Numerosi invece sono i connazionali costretti a emigrare in Svizzera. Tra quelli assistiti da Marco Cappato e i “disobbedienti civili” iscritti a Soccorso Civile, figurano le storie degli italiani discriminati dalla stessa sentenza della Consulta (come Elena, Paola, Romano, Massimiliano), secondo cui non erano in possesso dei requisiti richiesti.
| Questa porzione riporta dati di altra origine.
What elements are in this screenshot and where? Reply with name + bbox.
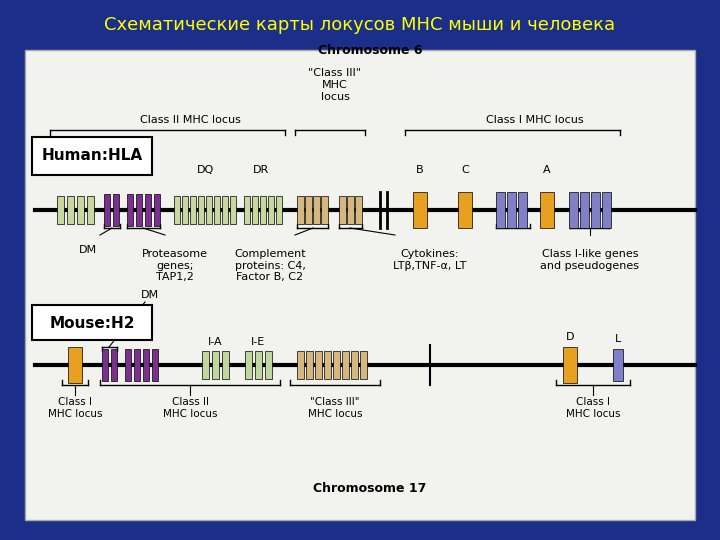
Bar [341, 351, 348, 379]
Bar [580, 192, 588, 228]
Bar [111, 349, 117, 381]
Text: Class I-like genes
and pseudogenes: Class I-like genes and pseudogenes [541, 249, 639, 271]
Bar [297, 196, 304, 224]
Text: Cytokines:
LTβ,TNF-α, LT: Cytokines: LTβ,TNF-α, LT [393, 249, 467, 271]
Bar [252, 196, 258, 224]
Bar [590, 192, 600, 228]
Text: K: K [71, 332, 78, 342]
Bar [305, 351, 312, 379]
Text: DR: DR [253, 165, 269, 175]
Bar [569, 192, 577, 228]
Text: I-A: I-A [207, 337, 222, 347]
Bar [206, 196, 212, 224]
Text: Class II MHC locus: Class II MHC locus [140, 115, 240, 125]
Text: Class I MHC locus: Class I MHC locus [486, 115, 584, 125]
Bar [540, 192, 554, 228]
Bar [56, 196, 63, 224]
Text: DM: DM [79, 245, 97, 255]
Bar [154, 194, 160, 226]
Bar [297, 351, 304, 379]
Bar [212, 351, 218, 379]
Bar [245, 351, 251, 379]
Bar [354, 196, 361, 224]
Bar [190, 196, 196, 224]
Text: Схематические карты локусов МНС мыши и человека: Схематические карты локусов МНС мыши и ч… [104, 16, 616, 34]
Bar [359, 351, 366, 379]
Bar [174, 196, 180, 224]
Bar [32, 137, 152, 175]
Bar [202, 351, 209, 379]
Bar [125, 349, 131, 381]
Bar [495, 192, 505, 228]
Bar [276, 196, 282, 224]
Bar [333, 351, 340, 379]
Bar [458, 192, 472, 228]
Bar [32, 305, 152, 340]
Bar [351, 351, 358, 379]
Text: I-E: I-E [251, 337, 265, 347]
Bar [260, 196, 266, 224]
Bar [563, 347, 577, 383]
Bar [346, 196, 354, 224]
Bar [323, 351, 330, 379]
Text: Class I
MHC locus: Class I MHC locus [48, 397, 102, 418]
Bar [25, 50, 695, 520]
Bar [68, 347, 82, 383]
Text: A: A [543, 165, 551, 175]
Bar [102, 349, 108, 381]
Bar [518, 192, 526, 228]
Text: DM: DM [141, 290, 159, 300]
Bar [264, 351, 271, 379]
Bar [613, 349, 623, 381]
Text: L: L [615, 334, 621, 344]
Bar [66, 196, 73, 224]
Bar [506, 192, 516, 228]
Bar [320, 196, 328, 224]
Bar [214, 196, 220, 224]
Text: Class II
MHC locus: Class II MHC locus [163, 397, 217, 418]
Text: "Class III"
MHC
locus: "Class III" MHC locus [308, 69, 361, 102]
Text: Chromosome 6: Chromosome 6 [318, 44, 422, 57]
Bar [143, 349, 149, 381]
Text: "Class III"
MHC locus: "Class III" MHC locus [307, 397, 362, 418]
Bar [145, 194, 151, 226]
Text: Proteasome
genes;
TAP1,2: Proteasome genes; TAP1,2 [142, 249, 208, 282]
Bar [127, 194, 133, 226]
Bar [268, 196, 274, 224]
Bar [136, 194, 142, 226]
Bar [182, 196, 188, 224]
Bar [222, 351, 228, 379]
Text: D: D [566, 332, 575, 342]
Bar [244, 196, 250, 224]
Bar [222, 196, 228, 224]
Bar [134, 349, 140, 381]
Text: DP: DP [68, 165, 83, 175]
Text: C: C [461, 165, 469, 175]
Text: B: B [416, 165, 424, 175]
Bar [104, 194, 110, 226]
Text: Complement
proteins: C4,
Factor B, C2: Complement proteins: C4, Factor B, C2 [234, 249, 306, 282]
Bar [198, 196, 204, 224]
Bar [152, 349, 158, 381]
Text: Mouse:H2: Mouse:H2 [49, 315, 135, 330]
Bar [305, 196, 312, 224]
Bar [254, 351, 261, 379]
Bar [413, 192, 427, 228]
Bar [601, 192, 611, 228]
Bar [113, 194, 119, 226]
Bar [230, 196, 236, 224]
Bar [76, 196, 84, 224]
Text: Human:HLA: Human:HLA [42, 148, 143, 164]
Bar [315, 351, 322, 379]
Text: DQ: DQ [197, 165, 214, 175]
Text: Class I
MHC locus: Class I MHC locus [566, 397, 620, 418]
Bar [338, 196, 346, 224]
Text: Chromosome 17: Chromosome 17 [313, 482, 427, 495]
Bar [312, 196, 320, 224]
Bar [86, 196, 94, 224]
Solo i processi a carico degli attivisti imputati per l’assistenza al suicidio assistito, assistiti dall’Avvocata Filomena Gallo e dal collegio legale dell’associazione Luca Coscioni stabiliranno, come vogliono dimostrare i difensori, se la loro condizione era descrivibile come “dipendente da trattamenti di sostegno vitale).

Altri come Federico Carboni son finiti intrappolati nelle sabbie mobili delle lungaggini burocratiche e vittime del reato di “tortura” da parte dello Stato (attualmente è nota la vicenda di Laura Santi in Umbria, “Anna” in Friuli Venezia Giulia) e costretti a un interminabile percorso nei tribunali contemporaneo e direttamente proporzionale a un peggioramento delle condizioni di salute.

Infine vi sono casi come Fabio Ridolfi e Giampaolo costretti a rinunciare al lungo e faticoso percorso scegliendo loro malgrado il ricorso alla sospensione delle terapie e una lenta morte sotto sedazione profonda con distacco dell’alimentazione e dell’idratazione, un epilogo che non avrebbero desiderato.